Existing HAR sanitization tools require a manual, multi-step workflow:

  1. Open browser DevTools
  2. Record network traffic
  3. Export HAR file
  4. Find a sanitizer tool
  5. Upload, process, download

har-capture provides an integrated, CLI-first approach:

har-capture capture <DEVICE_IP>     # Capture + sanitize in one step

Comparison with Existing Tools

Feature har-capture Google Cloudflare Edgio
Automated browser capture Yes No No No
CLI-first design Yes No (Flask API) No (Web UI) No (Web UI)
Integrated capture+sanitize Yes No No No
Correlation-preserving redaction Yes No No No
Device-specific PII patterns Yes Generic JWT-focused Generic
Zero-dependency core Yes No No No
Custom pattern support Yes No No No
Cross-platform CLI Yes No No No

Target Use Cases

  • Support diagnostics: Users submit sanitized HAR files without exposing credentials
  • Parser development: Capture device web interfaces for building integrations
  • Test fixtures: Generate reproducible traffic captures for testing
  • Security review: Validate HAR files for PII leaks before sharing

Features

  • Zero Dependencies Core: Core sanitization uses only Python stdlib
  • HAR Capture: Browser-based capture using Playwright (optional)
  • PII Sanitization: Remove sensitive data from HTML and HAR files
  • Correlation-Preserving Redaction: Salted hashes maintain value relationships
  • Custom Patterns: External JSON files for easy pattern updates
  • Validation: Check HAR files for PII leaks before committing
  • CLI Interface: Easy-to-use command line tools

Installation

# Core only (zero dependencies)
pip install har-capture

# With browser capture
pip install har-capture[capture]
playwright install chromium  # Install browser

# With CLI
pip install har-capture[cli]

# Full installation
pip install har-capture[full]

Quick Start

Python API

from har_capture.sanitization import sanitize_html, sanitize_har

# Sanitize HTML (correlation-preserving by default)
clean_html = sanitize_html(raw_html)

# Sanitize with consistent salt (correlate across files)
clean_html = sanitize_html(raw_html, salt="my-secret-key")
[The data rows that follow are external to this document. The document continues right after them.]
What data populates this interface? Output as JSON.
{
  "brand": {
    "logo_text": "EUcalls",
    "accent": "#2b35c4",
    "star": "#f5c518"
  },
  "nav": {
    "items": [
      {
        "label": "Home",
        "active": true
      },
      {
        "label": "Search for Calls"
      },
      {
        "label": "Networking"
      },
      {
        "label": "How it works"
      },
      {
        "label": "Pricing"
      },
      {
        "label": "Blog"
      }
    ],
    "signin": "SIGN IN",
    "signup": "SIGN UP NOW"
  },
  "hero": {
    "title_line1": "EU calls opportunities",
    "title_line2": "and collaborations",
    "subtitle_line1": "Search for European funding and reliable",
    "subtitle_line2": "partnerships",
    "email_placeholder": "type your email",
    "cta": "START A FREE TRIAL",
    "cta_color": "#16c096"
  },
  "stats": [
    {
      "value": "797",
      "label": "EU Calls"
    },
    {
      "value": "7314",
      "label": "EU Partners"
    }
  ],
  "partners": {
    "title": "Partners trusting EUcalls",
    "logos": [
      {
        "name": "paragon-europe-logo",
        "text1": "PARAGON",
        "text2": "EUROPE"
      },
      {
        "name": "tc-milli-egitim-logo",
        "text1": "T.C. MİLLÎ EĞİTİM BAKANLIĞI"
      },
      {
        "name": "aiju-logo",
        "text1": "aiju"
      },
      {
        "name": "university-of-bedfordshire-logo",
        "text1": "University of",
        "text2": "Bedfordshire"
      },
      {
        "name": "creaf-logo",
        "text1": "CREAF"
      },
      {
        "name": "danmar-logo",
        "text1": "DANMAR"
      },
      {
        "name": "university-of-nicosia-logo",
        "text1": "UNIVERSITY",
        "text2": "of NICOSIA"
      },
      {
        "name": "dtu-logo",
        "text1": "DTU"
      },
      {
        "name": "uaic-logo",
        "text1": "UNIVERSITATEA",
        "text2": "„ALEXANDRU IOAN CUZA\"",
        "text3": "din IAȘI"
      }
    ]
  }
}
# Use static placeholders (legacy mode)
clean_html = sanitize_html(raw_html, salt=None)

# Sanitize HAR file
from har_capture.sanitization import sanitize_har_file
sanitize_har_file("device.har")  # Creates device.sanitized.har

CLI

# Capture device traffic
har-capture capture <DEVICE_IP>

# Sanitize a HAR file (uses random salt by default)
har-capture sanitize device.har

# Sanitize with consistent salt
har-capture sanitize device.har --salt my-key

# Sanitize with static placeholders
har-capture sanitize device.har --no-salt

# Use custom patterns
har-capture sanitize device.har --patterns custom.json

# Validate for PII leaks
har-capture validate device.har

Correlation-Preserving Redaction

By default, har-capture uses format-preserving salted hashes for redaction:

  • Same value → same hash (within a session)
  • Different values → different hashes
  • Output remains valid format (parseable by analysis tools)
  • Uses reserved/documentation ranges that won't collide with real data

Example:

Before:
  MAC: AA:BB:CC:DD:EE:FF (appears 3 times)
  MAC: 11:22:33:44:55:66 (appears 2 times)

With salted hash (default):
  MAC: 02:a1:b2:c3:d4:e5 (appears 3 times - same device, valid MAC format)
  MAC: 02:7f:8e:9d:2c:01 (appears 2 times - different device)

With static placeholders (--no-salt):
  MAC: XX:XX:XX:XX:XX:XX (appears 5 times - correlation lost)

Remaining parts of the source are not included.